Published: 23rd January 2019
JGU Vice-Chancellor speaks at the 2019 World Economic Forum in Davos
The speech addressed key issues in higher education, the impedance of research and knowledge creation, internationalisation and collaboration among universities
Dr C Raj Kumar, Vice-Chancellor, O P Jindal Global University (JGU) spoke during the Caspian Week at the 2019 World Economic Forum in Davos, Switzerland. He is the only Indian Vice-Chancellor who was invited to speak at this year’s WEF in Davos.
Professor Raj Kumar addressed the theme Philanthropy and Higher Education: The Indian Experience of Building a Knowledge Society through Universities. The speech addressed key issues in higher education, the impedance of research and knowledge creation, internationalisation and collaboration among universities and the challenges of building world-class universities in developing and emerging economies and potential lessons from the Indian experience.
The establishment of private universities in India, he said, has been highly recognised by national authorities and by global rankings agencies. Professor Kumar gave the example of JGU as a model for corporate philanthropy and institutional excellence for building private universities in developing countries.
He observed, “Among the developing countries, India and China have provided leadership in building world-class universities and institutions of global excellence. The future of higher education necessarily depends on the internationalisation of universities – public and private. In the era of robotics, mega-data, artificial intelligence and dynamic change, only universities of global standards will prosper, equipped with the ability to innovate and grasp the latest cutting edge knowledge and research. It is also important to recognise that universities need to be multidisciplinary with focus not only on STEM disciplines but also humanities, and social sciences.”
He exhorted the leaders representing government organisations, trade and industry sectors in Davos to focus on the growth and development of universities. He said, “We need to take our universities more seriously. Our universities need significant funding, resources and indeed better governance. This can only enable them to focus on imparting world-class education that will promote innovative pedagogy in teaching, rigorous research leading to outstanding publications by the faculty and internationalisation that will provide globally engaged opportunities to the faculty and students of the universities. The governments and businesses need to recognise the important role played by the universities for building a sustainable future and for the promotion of human development. They need to provide greater support to universities.”

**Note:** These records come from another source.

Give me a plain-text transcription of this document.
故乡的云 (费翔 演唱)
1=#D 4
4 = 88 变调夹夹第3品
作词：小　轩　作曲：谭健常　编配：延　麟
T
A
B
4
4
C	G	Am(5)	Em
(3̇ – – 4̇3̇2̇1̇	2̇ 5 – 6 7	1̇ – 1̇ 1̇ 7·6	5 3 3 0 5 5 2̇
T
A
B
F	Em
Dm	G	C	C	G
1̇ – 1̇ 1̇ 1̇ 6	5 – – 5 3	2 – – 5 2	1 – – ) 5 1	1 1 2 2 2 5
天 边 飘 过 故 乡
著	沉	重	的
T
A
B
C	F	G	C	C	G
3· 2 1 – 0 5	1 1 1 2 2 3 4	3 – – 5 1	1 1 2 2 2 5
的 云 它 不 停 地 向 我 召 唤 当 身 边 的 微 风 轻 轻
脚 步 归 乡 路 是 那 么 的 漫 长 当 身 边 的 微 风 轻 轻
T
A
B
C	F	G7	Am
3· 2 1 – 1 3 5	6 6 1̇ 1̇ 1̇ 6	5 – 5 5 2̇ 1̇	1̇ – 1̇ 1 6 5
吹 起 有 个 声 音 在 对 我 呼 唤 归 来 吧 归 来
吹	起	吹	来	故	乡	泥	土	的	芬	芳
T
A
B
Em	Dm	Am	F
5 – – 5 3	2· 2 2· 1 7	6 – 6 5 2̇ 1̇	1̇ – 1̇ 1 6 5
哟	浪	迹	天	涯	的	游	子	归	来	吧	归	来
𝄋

Professor Kumar gave the example of O P Jindal Global University of how corporate philanthropy, coupled with notions of academic freedom and institutional autonomy, has helped India see the emergence of a new private, not-for-profit global university within a short span of time. It was notable that JGU, which is ten years old, led the emergence of a new generation of private and philanthropic universities in India. JGU was established by Mr Naveen Jindal in memory of his father, Shri O P Jindal.
Professor Kumar said, “We need more and more universities in the world which will be contributing to the development of a Knowledge society. Out of the 26000 universities in the world, Asia has nearly 13000 universities, and the BRICS is home to 9000 universities. However; the challenge is how to build universities with a focus on excellence through recruitment of outstanding faculty, international engagement, and cutting edge research.”